Natural killer (NK) cells have the capacity to eliminate malignant cells by releasing cytotoxic granules, which makes them a potent anti-cancer immunotherapeutic. NK cells'mature phenotype and counts positively correlate with prolonged treatment-free survival in chronic myeloid leukemia (CML), while dysfunctional NK cells are predictive of relapse in CML patients. The molecular drivers of this impairment during leukemic progression remain unclear. Given the established role of inflammatory cytokines (namely IL1β, IL-6, GM-CSF, TNFα) in driving myeloid malignancies, we aimed to define their effect on NK cell phenotype and function using a unique pre-clinical chimeric mouse model of CML. We hypothesize that leukemic cytokines impede NK cell maturation and cytotoxicity and shift NK cells toward a pro-tumor cytokine-producing phenotype.

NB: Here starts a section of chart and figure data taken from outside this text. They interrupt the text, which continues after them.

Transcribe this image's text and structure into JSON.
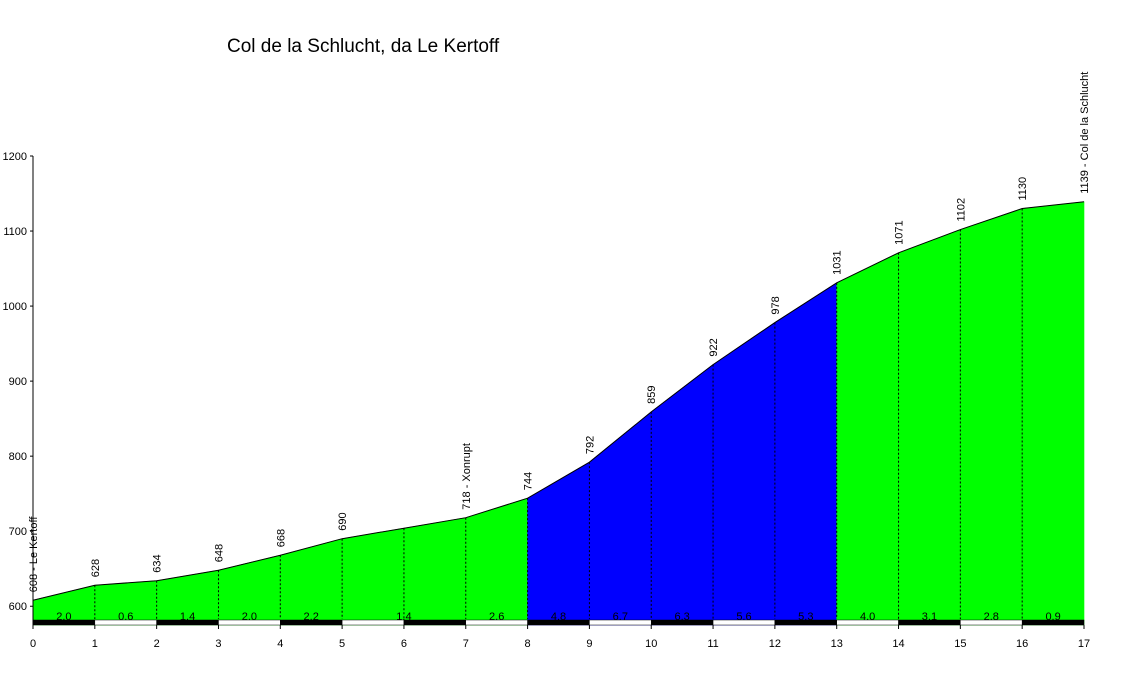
{
  "chart_data": {
    "type": "area",
    "title": "Col de la Schlucht, da Le Kertoff",
    "xlabel": "",
    "ylabel": "",
    "xlim": [
      0,
      17
    ],
    "ylim": [
      575,
      1200
    ],
    "y_ticks": [
      600,
      700,
      800,
      900,
      1000,
      1100,
      1200
    ],
    "x_ticks": [
      0,
      1,
      2,
      3,
      4,
      5,
      6,
      7,
      8,
      9,
      10,
      11,
      12,
      13,
      14,
      15,
      16,
      17
    ],
    "points": [
      {
        "x": 0,
        "y": 608,
        "label": "608 - Le Kertoff"
      },
      {
        "x": 1,
        "y": 628,
        "label": "628"
      },
      {
        "x": 2,
        "y": 634,
        "label": "634"
      },
      {
        "x": 3,
        "y": 648,
        "label": "648"
      },
      {
        "x": 4,
        "y": 668,
        "label": "668"
      },
      {
        "x": 5,
        "y": 690,
        "label": "690"
      },
      {
        "x": 6,
        "y": 704,
        "label": ""
      },
      {
        "x": 7,
        "y": 718,
        "label": "718 - Xonrupt"
      },
      {
        "x": 8,
        "y": 744,
        "label": "744"
      },
      {
        "x": 9,
        "y": 792,
        "label": "792"
      },
      {
        "x": 10,
        "y": 859,
        "label": "859"
      },
      {
        "x": 11,
        "y": 922,
        "label": "922"
      },
      {
        "x": 12,
        "y": 978,
        "label": "978"
      },
      {
        "x": 13,
        "y": 1031,
        "label": "1031"
      },
      {
        "x": 14,
        "y": 1071,
        "label": "1071"
      },
      {
        "x": 15,
        "y": 1102,
        "label": "1102"
      },
      {
        "x": 16,
        "y": 1130,
        "label": "1130"
      },
      {
        "x": 17,
        "y": 1139,
        "label": "1139 - Col de la Schlucht"
      }
    ],
    "segments": [
      {
        "from": 0,
        "to": 1,
        "gradient": "2.0"
      },
      {
        "from": 1,
        "to": 2,
        "gradient": "0.6"
      },
      {
        "from": 2,
        "to": 3,
        "gradient": "1.4"
      },
      {
        "from": 3,
        "to": 4,
        "gradient": "2.0"
      },
      {
        "from": 4,
        "to": 5,
        "gradient": "2.2"
      },
      {
        "from": 5,
        "to": 7,
        "gradient": "1.4"
      },
      {
        "from": 7,
        "to": 8,
        "gradient": "2.6"
      },
      {
        "from": 8,
        "to": 9,
        "gradient": "4.8"
      },
      {
        "from": 9,
        "to": 10,
        "gradient": "6.7"
      },
      {
        "from": 10,
        "to": 11,
        "gradient": "6.3"
      },
      {
        "from": 11,
        "to": 12,
        "gradient": "5.6"
      },
      {
        "from": 12,
        "to": 13,
        "gradient": "5.3"
      },
      {
        "from": 13,
        "to": 14,
        "gradient": "4.0"
      },
      {
        "from": 14,
        "to": 15,
        "gradient": "3.1"
      },
      {
        "from": 15,
        "to": 16,
        "gradient": "2.8"
      },
      {
        "from": 16,
        "to": 17,
        "gradient": "0.9"
      }
    ],
    "colors": {
      "low_gradient": "#00ff00",
      "high_gradient": "#0000ff",
      "outline": "#000000",
      "bar_dark": "#000000",
      "bar_light": "#ffffff"
    },
    "high_range": [
      8,
      13
    ],
    "grid": false
  }
}
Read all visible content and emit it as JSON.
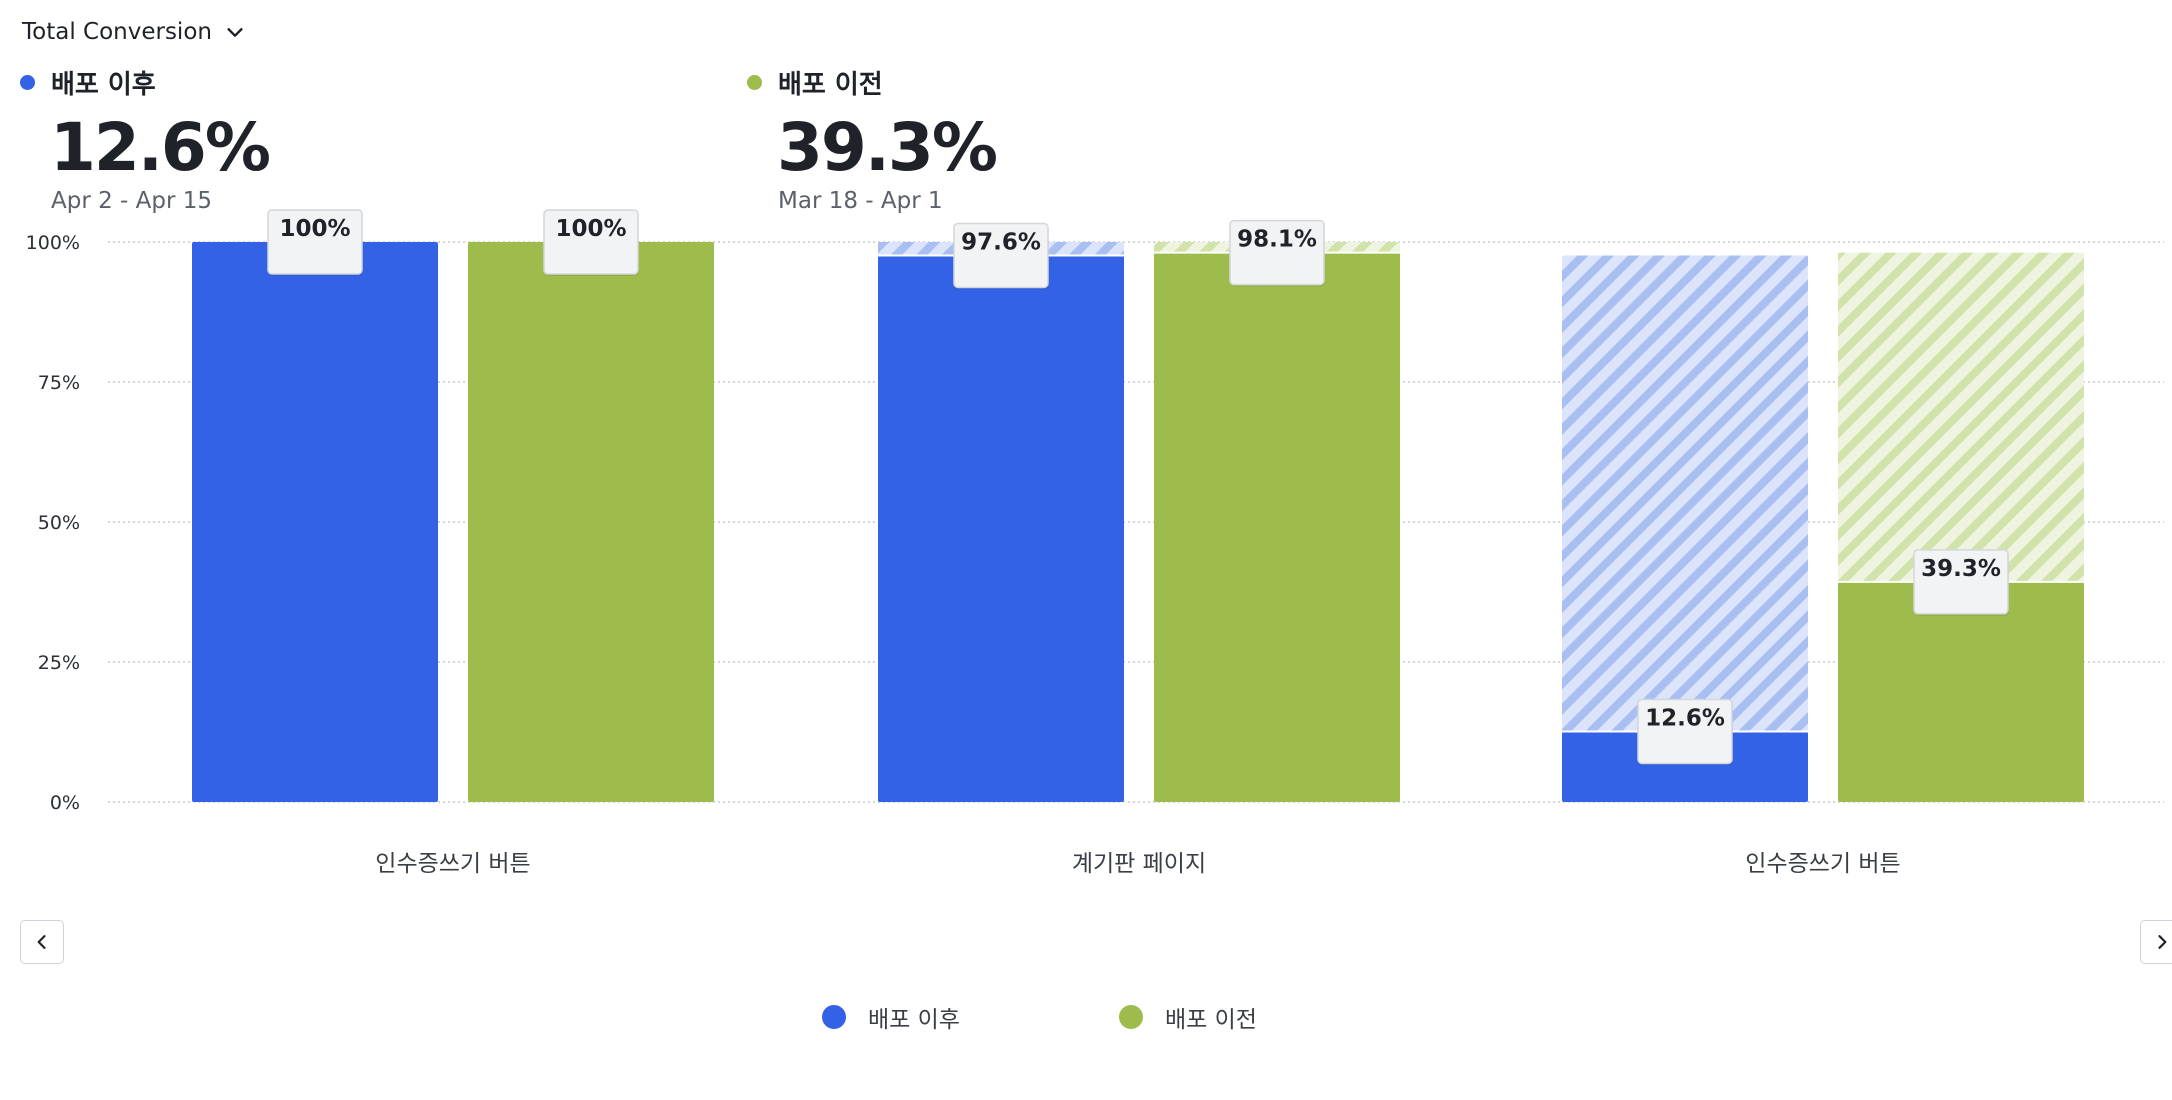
{
  "header": {
    "metric_label": "Total Conversion"
  },
  "summary": [
    {
      "label": "배포 이후",
      "value": "12.6%",
      "range": "Apr 2 - Apr 15",
      "color": "#3362e6"
    },
    {
      "label": "배포 이전",
      "value": "39.3%",
      "range": "Mar 18 - Apr 1",
      "color": "#9dbc4b"
    }
  ],
  "chart_data": {
    "type": "bar",
    "categories": [
      "인수증쓰기 버튼",
      "계기판 페이지",
      "인수증쓰기 버튼"
    ],
    "series": [
      {
        "name": "배포 이후",
        "color": "#3362e6",
        "hatch_color": "#c4d3f5",
        "values": [
          100,
          97.6,
          12.6
        ],
        "prior_step": [
          null,
          100,
          97.6
        ],
        "labels": [
          "100%",
          "97.6%",
          "12.6%"
        ]
      },
      {
        "name": "배포 이전",
        "color": "#9dbc4b",
        "hatch_color": "#dfe9c6",
        "values": [
          100,
          98.1,
          39.3
        ],
        "prior_step": [
          null,
          100,
          98.1
        ],
        "labels": [
          "100%",
          "98.1%",
          "39.3%"
        ]
      }
    ],
    "yticks": [
      "0%",
      "25%",
      "50%",
      "75%",
      "100%"
    ],
    "ylim": [
      0,
      100
    ],
    "grid": true,
    "legend_position": "bottom"
  },
  "legend": [
    {
      "label": "배포 이후",
      "color": "#3362e6"
    },
    {
      "label": "배포 이전",
      "color": "#9dbc4b"
    }
  ]
}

We establish a chimeric mouse model of CML by transplanting bone marrow BCR-ABL+ CD45.2 cells into sub-lethally irradiated CD45.1 C57BL/6 wild-type mice. For controls, mice are transplanted with non-mutant cells. Such chimeras represent a robust model to study the exposure of non-transformed host cells to leukemia. At the endpoint, splenic, blood, and bone marrow NK cells are harvested and profiled by flow cytometry, RT-qPCR, scRNA-seq, or used for degranulation assay. Blood samples are collected to obtain serum.

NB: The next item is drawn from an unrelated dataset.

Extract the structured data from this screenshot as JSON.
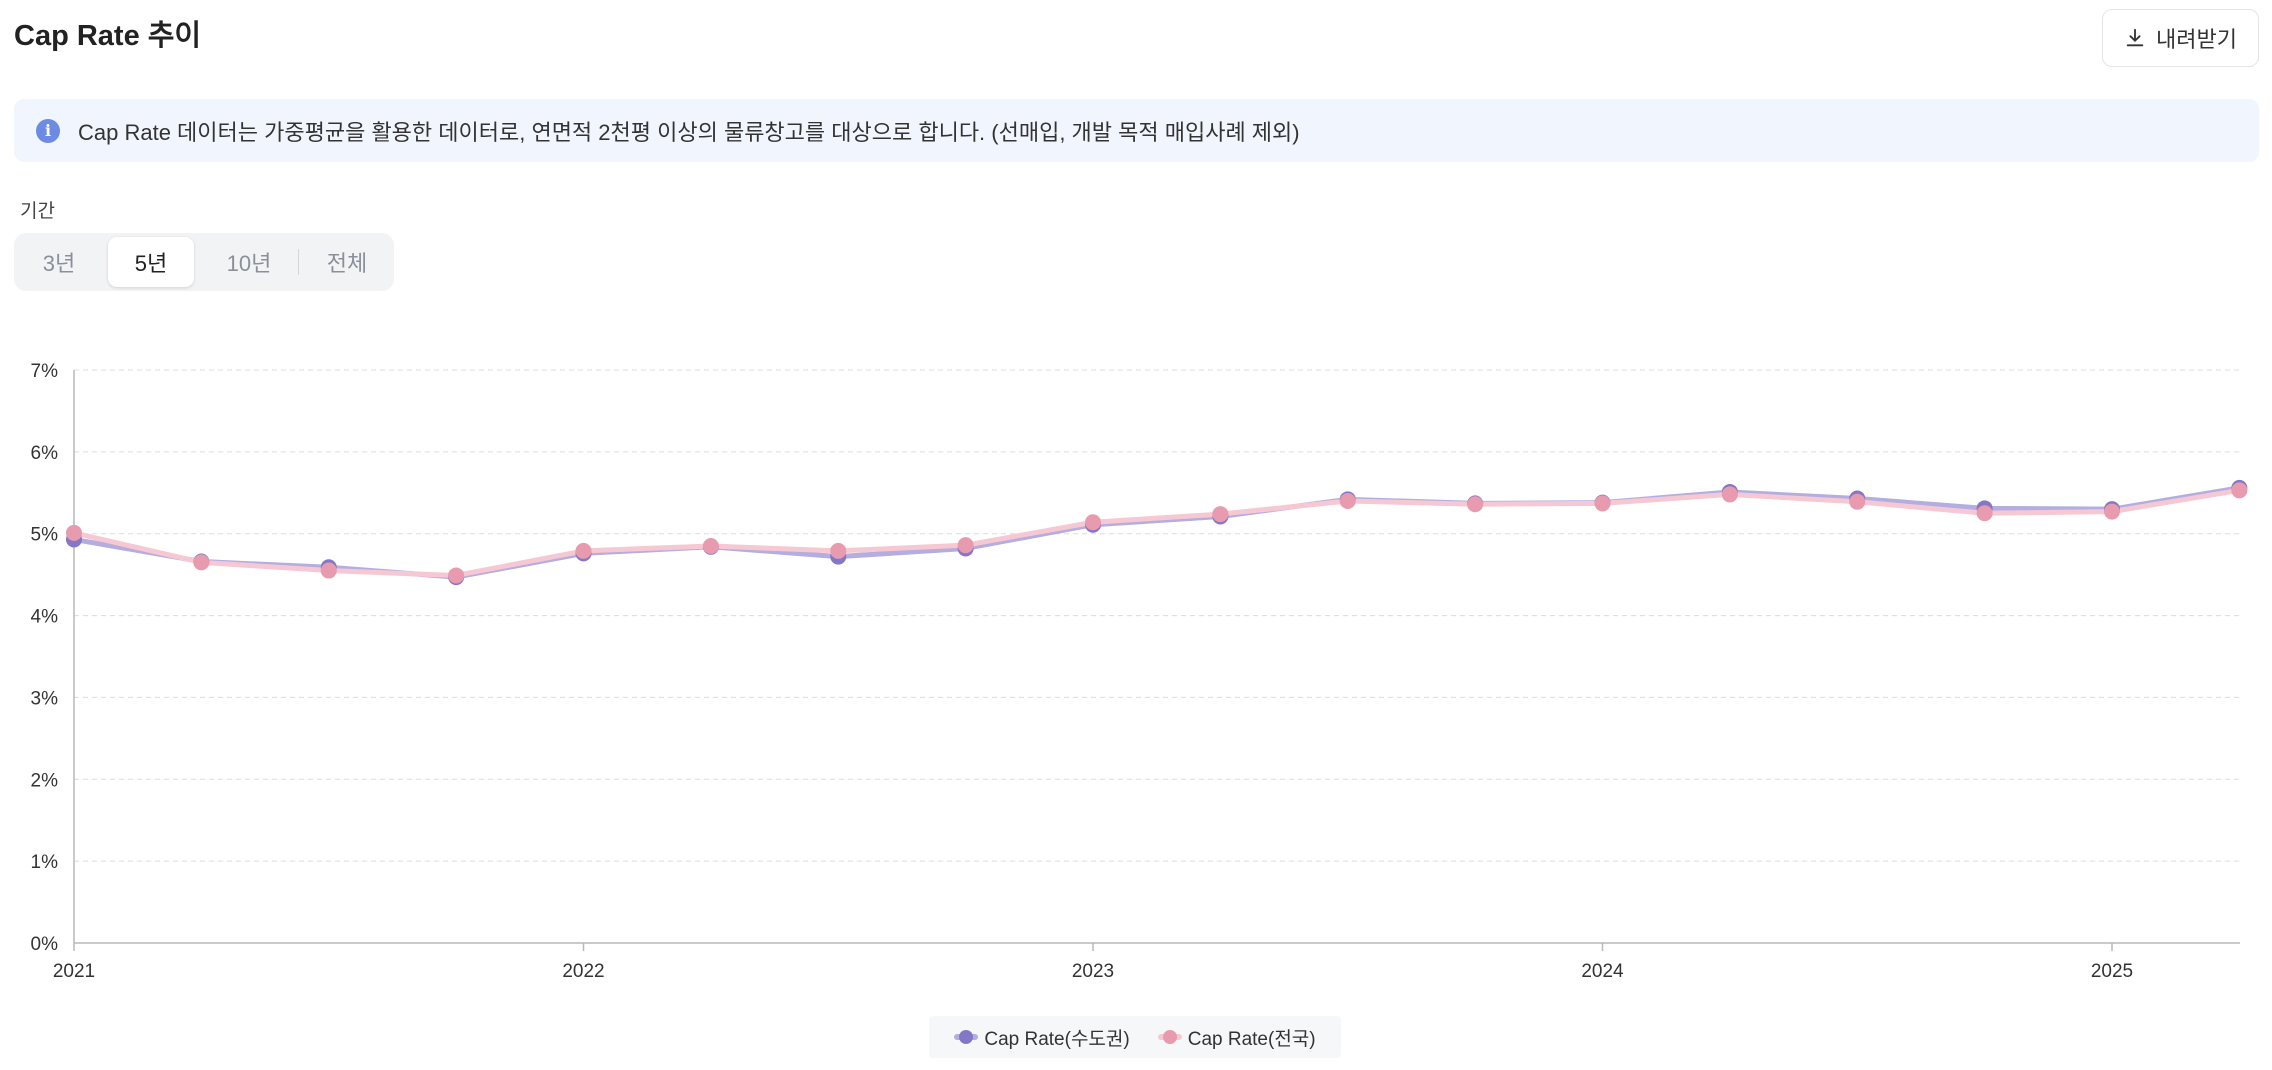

Consistent with clinical observations, NK cells are severely reduced in numbers and frequencies and display an immature phenotype and diminished expression of activating receptors (Nkp46, Ly49D) while upregulating inhibitory molecules (Lag-3, TIGIT, NKG2A) during leukemia. Moreover, CML-exposed NK cells have a higher proliferation rate and a greater cell death indicating perturbed homeostasis. We revealed a preferential loss of terminally mature CD27−CD11b+ NK subset in CML mice, suggesting a functional shift from cytotoxic phenotype toward the immature cytokine-producing. In agreement, CML-exposed NK cells show impaired cytotoxicity as measured by target-specific degranulation ex vivo. Next, we mapped the transcriptional landscape of CML-exposed NK cells using single-cell RNA-sequencing. We confirmed decreased gene expression of NK maturation and cytotoxicity markers (Itgam, Cx3cr1, Prf1, Gzma ) and upregulation of inhibitory molecules (Tigit, Lag-3, Pdcd1lg1/2) and proteins involved in the cell cycle and senescence (Mki67, Ccna, Ccnb ). Importantly, CML-exposed NK cells had significantly increased mRNA levels of inflammatory cytokines including IL1β, TNF, GM-CSF; cytokine receptors Il6st, Il-2Ra; and negative regulators of STAT signaling SOCS1/2/3 and CIS. Furthermore, IL-6-STAT3 and IL1β/TNF-signaling gene signatures were enriched in CML-exposed NK cells – an effect that is likely to be triggered by inflammatory cytokines. Thus, we next found that peripheral blood serum from CML mice dampens healthy NK cell degranulation ex vivo, compared to serum from control mice. Further ELISA analysis revealed elevated levels of IL-6, IL-1, TNF, and GM-CSF in CML serum samples. Some of these cytokines might be secreted by functionally skewed NK cells, as suggested by gene expression analysis.

Altogether, our data suggest that leukemic cytokines contribute to NK cell dysfunction and polarize them toward a pro-inflammatory phenotype, representing optimal targets for NK-boosting CML immunotherapies.